Cultural Focus Areas

The IMI Inter-Cultural Task Force identified six Cultural Focus Areas (CFAs) that mediators may want to give attention to when mediating inter-culturally. Each of these behavioral categories is offered as examples and may be relevant when preparing for mediation, interacting with participants, bridging differences, and establishing common grounds between participants. Under each CFA, several illustrations are included.[3]

The Task Force does not view this list of CFAs as comprehensive, and therefore encourages the ICQAPs to consider these CFAs, adapt them, and develop others based on the theory(ies) of culture or method(s) of mediation they teach. As more experience is gained with the CFAs, these six CFAs may be refined and new examples added.

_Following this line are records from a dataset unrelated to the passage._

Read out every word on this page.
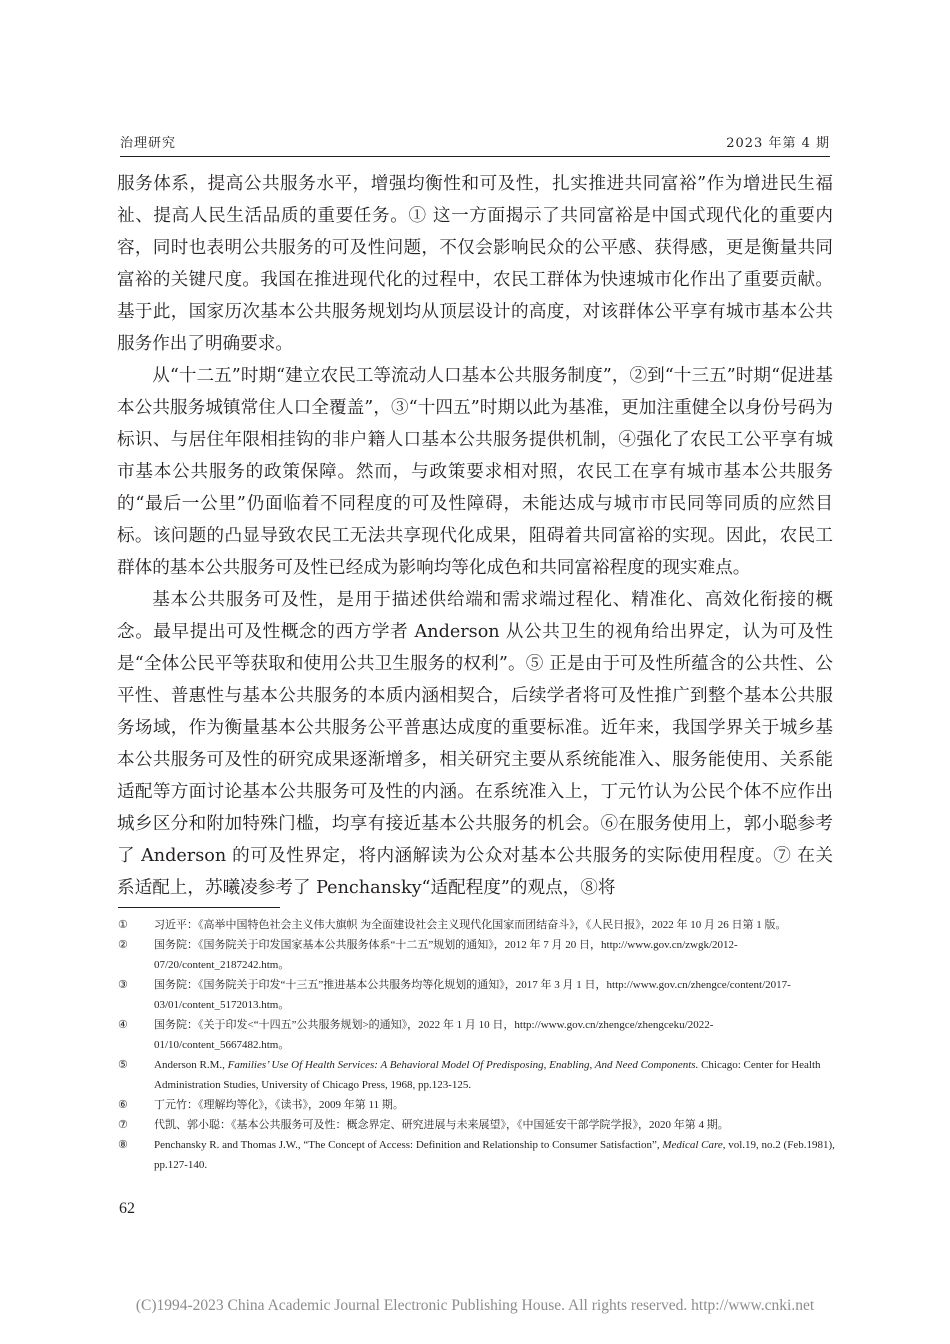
治理研究	2023 年第 4 期

服务体系，提高公共服务水平，增强均衡性和可及性，扎实推进共同富裕”作为增进民生福祉、提高人民生活品质的重要任务。① 这一方面揭示了共同富裕是中国式现代化的重要内容，同时也表明公共服务的可及性问题，不仅会影响民众的公平感、获得感，更是衡量共同富裕的关键尺度。我国在推进现代化的过程中，农民工群体为快速城市化作出了重要贡献。基于此，国家历次基本公共服务规划均从顶层设计的高度，对该群体公平享有城市基本公共服务作出了明确要求。

从“十二五”时期“建立农民工等流动人口基本公共服务制度”，②到“十三五”时期“促进基本公共服务城镇常住人口全覆盖”，③“十四五”时期以此为基准，更加注重健全以身份号码为标识、与居住年限相挂钩的非户籍人口基本公共服务提供机制，④强化了农民工公平享有城市基本公共服务的政策保障。然而，与政策要求相对照，农民工在享有城市基本公共服务的“最后一公里”仍面临着不同程度的可及性障碍，未能达成与城市市民同等同质的应然目标。该问题的凸显导致农民工无法共享现代化成果，阻碍着共同富裕的实现。因此，农民工群体的基本公共服务可及性已经成为影响均等化成色和共同富裕程度的现实难点。

基本公共服务可及性，是用于描述供给端和需求端过程化、精准化、高效化衔接的概念。最早提出可及性概念的西方学者 Anderson 从公共卫生的视角给出界定，认为可及性是“全体公民平等获取和使用公共卫生服务的权利”。⑤ 正是由于可及性所蕴含的公共性、公平性、普惠性与基本公共服务的本质内涵相契合，后续学者将可及性推广到整个基本公共服务场域，作为衡量基本公共服务公平普惠达成度的重要标准。近年来，我国学界关于城乡基本公共服务可及性的研究成果逐渐增多，相关研究主要从系统能准入、服务能使用、关系能适配等方面讨论基本公共服务可及性的内涵。在系统准入上，丁元竹认为公民个体不应作出城乡区分和附加特殊门槛，均享有接近基本公共服务的机会。⑥在服务使用上，郭小聪参考了 Anderson 的可及性界定，将内涵解读为公众对基本公共服务的实际使用程度。⑦ 在关系适配上，苏曦凌参考了 Penchansky“适配程度”的观点，⑧将

① 习近平：《高举中国特色社会主义伟大旗帜 为全面建设社会主义现代化国家而团结奋斗》，《人民日报》，2022 年 10 月 26 日第 1 版。

② 国务院：《国务院关于印发国家基本公共服务体系“十二五”规划的通知》，2012 年 7 月 20 日，http://www.gov.cn/zwgk/2012-07/20/content_2187242.htm。

③ 国务院：《国务院关于印发“十三五”推进基本公共服务均等化规划的通知》，2017 年 3 月 1 日，http://www.gov.cn/zhengce/content/2017-03/01/content_5172013.htm。

④ 国务院：《关于印发<“十四五”公共服务规划>的通知》，2022 年 1 月 10 日，http://www.gov.cn/zhengce/zhengceku/2022-01/10/content_5667482.htm。

⑤ Anderson R.M., Families’ Use Of Health Services: A Behavioral Model Of Predisposing, Enabling, And Need Components. Chicago: Center for Health Administration Studies, University of Chicago Press, 1968, pp.123-125.

⑥ 丁元竹：《理解均等化》，《读书》，2009 年第 11 期。

⑦ 代凯、郭小聪：《基本公共服务可及性：概念界定、研究进展与未来展望》，《中国延安干部学院学报》，2020 年第 4 期。

⑧ Penchansky R. and Thomas J.W., “The Concept of Access: Definition and Relationship to Consumer Satisfaction”, Medical Care, vol.19, no.2 (Feb.1981), pp.127-140.

62
(C)1994-2023 China Academic Journal Electronic Publishing House. All rights reserved. http://www.cnki.net
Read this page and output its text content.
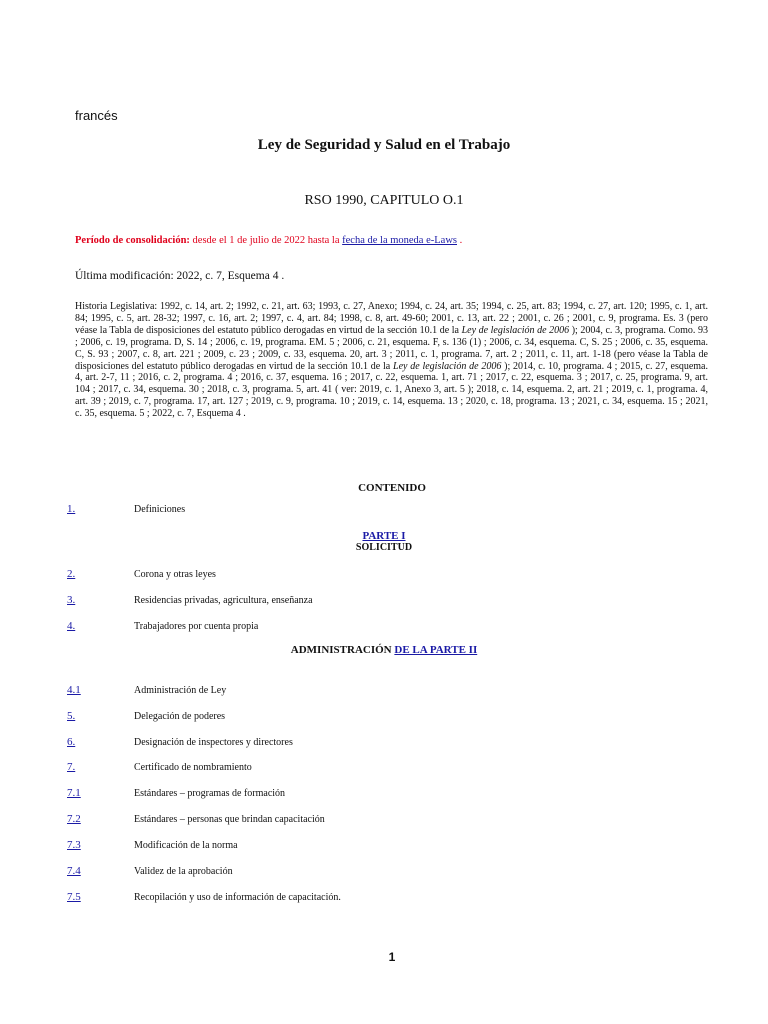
francés
Ley de Seguridad y Salud en el Trabajo
RSO 1990, CAPITULO O.1
Período de consolidación: desde el 1 de julio de 2022 hasta la fecha de la moneda e-Laws .
Última modificación: 2022, c. 7, Esquema 4 .
Historia Legislativa: 1992, c. 14, art. 2; 1992, c. 21, art. 63; 1993, c. 27, Anexo; 1994, c. 24, art. 35; 1994, c. 25, art. 83; 1994, c. 27, art. 120; 1995, c. 1, art. 84; 1995, c. 5, art. 28-32; 1997, c. 16, art. 2; 1997, c. 4, art. 84; 1998, c. 8, art. 49-60; 2001, c. 13, art. 22 ; 2001, c. 26 ; 2001, c. 9, programa. Es. 3 (pero véase la Tabla de disposiciones del estatuto público derogadas en virtud de la sección 10.1 de la Ley de legislación de 2006 ); 2004, c. 3, programa. Como. 93 ; 2006, c. 19, programa. D, S. 14 ; 2006, c. 19, programa. EM. 5 ; 2006, c. 21, esquema. F, s. 136 (1) ; 2006, c. 34, esquema. C, S. 25 ; 2006, c. 35, esquema. C, S. 93 ; 2007, c. 8, art. 221 ; 2009, c. 23 ; 2009, c. 33, esquema. 20, art. 3 ; 2011, c. 1, programa. 7, art. 2 ; 2011, c. 11, art. 1-18 (pero véase la Tabla de disposiciones del estatuto público derogadas en virtud de la sección 10.1 de la Ley de legislación de 2006 ); 2014, c. 10, programa. 4 ; 2015, c. 27, esquema. 4, art. 2-7, 11 ; 2016, c. 2, programa. 4 ; 2016, c. 37, esquema. 16 ; 2017, c. 22, esquema. 1, art. 71 ; 2017, c. 22, esquema. 3 ; 2017, c. 25, programa. 9, art. 104 ; 2017, c. 34, esquema. 30 ; 2018, c. 3, programa. 5, art. 41 ( ver: 2019, c. 1, Anexo 3, art. 5 ); 2018, c. 14, esquema. 2, art. 21 ; 2019, c. 1, programa. 4, art. 39 ; 2019, c. 7, programa. 17, art. 127 ; 2019, c. 9, programa. 10 ; 2019, c. 14, esquema. 13 ; 2020, c. 18, programa. 13 ; 2021, c. 34, esquema. 15 ; 2021, c. 35, esquema. 5 ; 2022, c. 7, Esquema 4 .
CONTENIDO
1.	Definiciones
PARTE I
SOLICITUD
2.	Corona y otras leyes
3.	Residencias privadas, agricultura, enseñanza
4.	Trabajadores por cuenta propia
ADMINISTRACIÓN DE LA PARTE II
4.1	Administración de Ley
5.	Delegación de poderes
6.	Designación de inspectores y directores
7.	Certificado de nombramiento
7.1	Estándares – programas de formación
7.2	Estándares – personas que brindan capacitación
7.3	Modificación de la norma
7.4	Validez de la aprobación
7.5	Recopilación y uso de información de capacitación.
1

1. Relatedness and Communication Styles

Illustrations:

  • Formal-Informal
  • Direct-Indirect
  • Emotional: High-Low
  • Emotional Expressiveness
  • Physical – Non-physical
  • Verbal, Para-verbal and Non-verbal
  • Personal-Impersonal
  • Sequential-Circular Reasoning

2. Mindset Toward Conflict

Illustrations:

  • Negotiation Attitude (how participants may prefer to negotiate)
  • Attitudes to conflict: Positive-Negative
  • Risk taking: High-Low
  • Relationship building-Task orientation

3. Mediation Process

Illustrations:

  • Expectations about:
  • Roles of Mediator and Participants
  • Predictability of Process
  • Need for an agenda
  • Social protocols
  • Separate or identifiable phases during the process
  • Fairness
  • Goals or Outcomes

4. Orientation Toward Exchanging Information

Illustrations:

  • Transparent – Non-transparent
  • Legal or other norms or social conventions
  • Broad – Narrow
  • Non-specific – Contextual
  • Fact related – Non-fact related

5. Time Orientation

Illustrations:

  • Polychronic – monochromic
  • Long Term-Short Term orientation
  • Past-Present-Future (facts, needs or interests)
  • Deadlines, Deliverables, Punctuality
  • Duration and Frequency (of joint and/or separate meetings)
  • Expected timelines for reaching outcomes
  • Time Pressure-No Time Pressure

6. Decision-making Approaches

Illustrations:

  • Norms-based – Subjective interests-based
  • Mediator as norms-generator, norms-educator or norms-advocator
  • Individualist, Majority-led or Collectivist
  • Compromising-Non-compromising
  • Problem-solving-Outcome generating
  • Structured – Unstructured
  • Relationship oriented – Outcome-oriented
  • Participant driven – Constituency driven
  • General-Specific Forms of Agreement (oral, written, behavioral)
  • Inductive-Deductive Reasoning
  • Measurable – Non-measurable

Notes

  1. https://imimediation.org/orgs/find-program/
  2. The term ”Cultural Focus Areas” was formulated to label the areas that culture can impact on mediating intercultural disputes. Examples of six possible Cultural Focus Areas along with illustrations of each area can be seen below. Each ICQAP should identify Cultural Focus Areas that apply to the types of mediation practiced.
  3. After much discussion, a separate CFA was not given to “relationships” because that cultural category is so pervasive that it could not be easily segregated to stand alone. The category relates to several other CFAs, as noted in the illustrations.